The State Bank of India (SBI) plans to revamp its business model and increase its market share in loans to micro, small and medium enterprises (MSMEs) to 20 per cent by March 2024, a little over 15 per cent now.
State Bank of India Deputy Managing Director (Retail Business) Saloni Narayanan told Business Standard that the bank’s market share has increased to 23 per cent in deposits and 20 per cent in advance. But what is worrying is that the market share in the SME book is declining. Actually it has come down from 20 percent of 5 years ago.
However, the financial year 2020-21 was better for this segment for several reasons, including Guaranteed Emergency Credit Line (GECL). Narayanan said the SME loan book was estimated to have grown by Rs 24,000 crore and the market share crossed 15 per cent.
Narayanan said that given the huge potential in this sector, the bank is formulating a strategy focused on this sector. This will involve redesigning the operational model by consulting advisors and implementing new strategies to achieve growth in the MSME sector and ensure that asset quality remains intact.
Around 2,300 corporate houses employ SBI and there is a huge scope for vendor and retailer financing and cluster financing, where the bank also needs to increase its presence.

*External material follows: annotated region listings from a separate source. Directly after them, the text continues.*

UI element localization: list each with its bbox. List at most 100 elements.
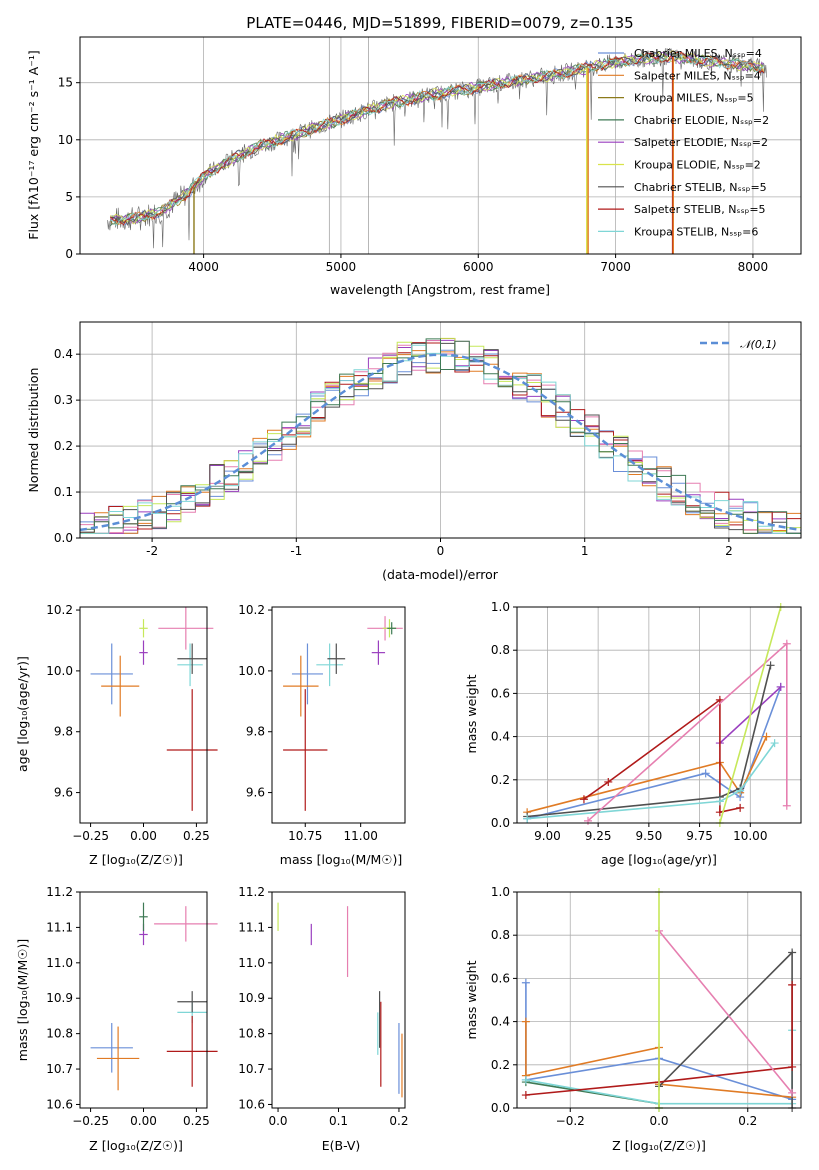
x-tick-label: 10.00	[733, 829, 767, 843]
weight-series-1	[526, 736, 768, 813]
x-tick-label: 0.00	[130, 1114, 157, 1128]
x-tick-label: 7000	[600, 260, 631, 274]
weight-point	[521, 978, 530, 987]
weight-point	[782, 639, 791, 648]
residual-ylabel: Normed distribution	[26, 368, 41, 493]
legend-label: Chabrier STELIB, Nₛₛₚ=5	[634, 181, 767, 194]
residual-histogram-0	[80, 349, 801, 534]
axes-frame	[79, 606, 208, 824]
legend-label: 𝒩(0,1)	[740, 338, 777, 351]
y-tick-label: 0.4	[54, 347, 73, 361]
y-tick-label: 9.6	[54, 786, 73, 800]
y-tick-label: 11.0	[46, 956, 73, 970]
weight-point	[766, 661, 775, 670]
massZ-xlabel: Z [log₁₀(Z/Z☉)]	[89, 1138, 183, 1153]
x-tick-label: 1	[581, 544, 589, 558]
axes-frame	[79, 891, 208, 1109]
y-tick-label: 10.6	[238, 1097, 265, 1111]
weight-point	[521, 1017, 530, 1026]
wAge-ylabel: mass weight	[464, 674, 479, 753]
x-tick-label: 0.0	[649, 1114, 668, 1128]
weight-point	[762, 732, 771, 741]
figure-title: PLATE=0446, MJD=51899, FIBERID=0079, z=0…	[246, 14, 633, 32]
y-tick-label: 0.6	[491, 686, 510, 700]
y-tick-label: 9.6	[246, 786, 265, 800]
axes-frame	[271, 606, 406, 824]
weight-point	[782, 801, 791, 810]
weight-point	[788, 980, 797, 989]
axes-frame	[516, 606, 802, 824]
y-tick-label: 9.8	[246, 725, 265, 739]
residual-xlabel: (data-model)/error	[382, 567, 499, 582]
legend-label: Salpeter ELODIE, Nₛₛₚ=2	[634, 136, 768, 149]
x-tick-label: 11.00	[343, 829, 377, 843]
ageZ-ylabel: age [log₁₀(age/yr)]	[15, 656, 30, 772]
legend-label: Salpeter MILES, Nₛₛₚ=4	[634, 69, 761, 82]
wAge-xlabel: age [log₁₀(age/yr)]	[601, 852, 717, 867]
weight-series-3	[583, 698, 741, 814]
y-tick-label: 10.7	[238, 1062, 265, 1076]
y-tick-label: 9.8	[54, 725, 73, 739]
mass-vs-EBV-panel: 0.0 0.1 0.2 10.6 10.7 10.8 10.9 11.0 11.1 11.2	[238, 885, 408, 1128]
y-tick-label: 11.0	[238, 956, 265, 970]
legend-label: Chabrier ELODIE, Nₛₛₚ=2	[634, 114, 769, 127]
wZ-ylabel: mass weight	[464, 960, 479, 1039]
x-tick-label: 0.2	[389, 1114, 408, 1128]
y-tick-label: 10.9	[46, 991, 73, 1005]
y-tick-label: 10	[58, 133, 73, 147]
y-tick-label: 10.8	[238, 1027, 265, 1041]
y-tick-label: 1.0	[491, 600, 510, 614]
x-tick-label: 0.25	[183, 1114, 210, 1128]
weight-series-6	[587, 641, 788, 822]
weight-series-5	[527, 742, 776, 820]
weight-point	[604, 777, 613, 786]
ageM-xlabel: mass [log₁₀(M/M☉)]	[280, 852, 402, 867]
legend-label: Kroupa MILES, Nₛₛₚ=5	[634, 92, 754, 105]
x-tick-label: 5000	[326, 260, 357, 274]
legend-label: Kroupa ELODIE, Nₛₛₚ=2	[634, 159, 761, 172]
y-tick-label: 0.4	[491, 730, 510, 744]
spectrum-xlabel: wavelength [Angstrom, rest frame]	[330, 282, 550, 297]
y-tick-label: 10.2	[238, 603, 265, 617]
x-tick-label: −0.2	[556, 1114, 585, 1128]
weight-vs-age-panel: 9.00 9.25 9.50 9.75 10.00 0.0 0.2 0.4 0.6 0.8 1.0	[491, 600, 802, 843]
weight-series-2	[525, 1081, 660, 1108]
weight-point	[521, 1075, 530, 1084]
y-tick-label: 0.2	[491, 773, 510, 787]
legend-label: Kroupa STELIB, Nₛₛₚ=6	[634, 225, 758, 238]
mass-vs-Z-panel: −0.25 0.00 0.25 10.6 10.7 10.8 10.9 11.0 11.1 11.…	[46, 885, 218, 1128]
weight-point	[788, 948, 797, 957]
axes-frame	[79, 36, 802, 255]
y-tick-label: 10.0	[238, 664, 265, 678]
spectrum-panel: 4000 5000 6000 7000 8000 0 5 10 15 Chabrier MILES…	[58, 36, 802, 274]
legend-label: Chabrier MILES, Nₛₛₚ=4	[634, 47, 762, 60]
weight-series-5	[525, 984, 793, 1096]
y-tick-label: 0.3	[54, 393, 73, 407]
weight-point	[584, 816, 592, 825]
x-tick-label: 10.75	[288, 829, 322, 843]
weight-series-4	[527, 665, 772, 818]
weight-point	[521, 1091, 530, 1100]
x-tick-label: 8000	[738, 260, 769, 274]
y-tick-label: 10.9	[238, 991, 265, 1005]
y-tick-label: 11.2	[238, 885, 265, 899]
y-tick-label: 10.2	[46, 603, 73, 617]
ageZ-xlabel: Z [log₁₀(Z/Z☉)]	[89, 852, 183, 867]
y-tick-label: 0.2	[54, 439, 73, 453]
weight-point	[715, 797, 724, 806]
y-tick-label: 0.8	[491, 643, 510, 657]
weight-series-4	[658, 950, 793, 1108]
weight-vs-Z-panel: −0.2 0.0 0.2 0.0 0.2 0.4 0.6 0.8 1.0	[491, 885, 802, 1128]
y-tick-label: 0.0	[491, 1101, 510, 1115]
y-tick-label: 11.2	[46, 885, 73, 899]
weight-series-6	[658, 930, 793, 1094]
legend-label: Salpeter STELIB, Nₛₛₚ=5	[634, 203, 766, 216]
y-tick-label: 0.8	[491, 928, 510, 942]
y-tick-label: 15	[58, 76, 73, 90]
y-tick-label: 0.0	[54, 531, 73, 545]
y-tick-label: 11.1	[238, 920, 265, 934]
y-tick-label: 10.7	[46, 1062, 73, 1076]
x-tick-label: 0.2	[738, 1114, 757, 1128]
axes-frame	[271, 891, 406, 1109]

SBI has assessed its flaws at which level the problems are occurring. Narayan said, “We want to be a bank selected for SMEs.”

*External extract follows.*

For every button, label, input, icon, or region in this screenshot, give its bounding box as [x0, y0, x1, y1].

SBI has a network of over 1,100 branches nationwide, SME-centric and specializing for MSMEs, which are operated through approximately 1,770 trained relationship managers.
Last year, the bank appointed Assistant General Managers (81 in total) for each zone, so as to maintain better relations with SME customers. It is now easier to do business, especially in the SME banking space. Also, the bank has a lot of data and is the largest lender of government-backed schemes. For this reason, SMEs are considering doing business in a focused manner.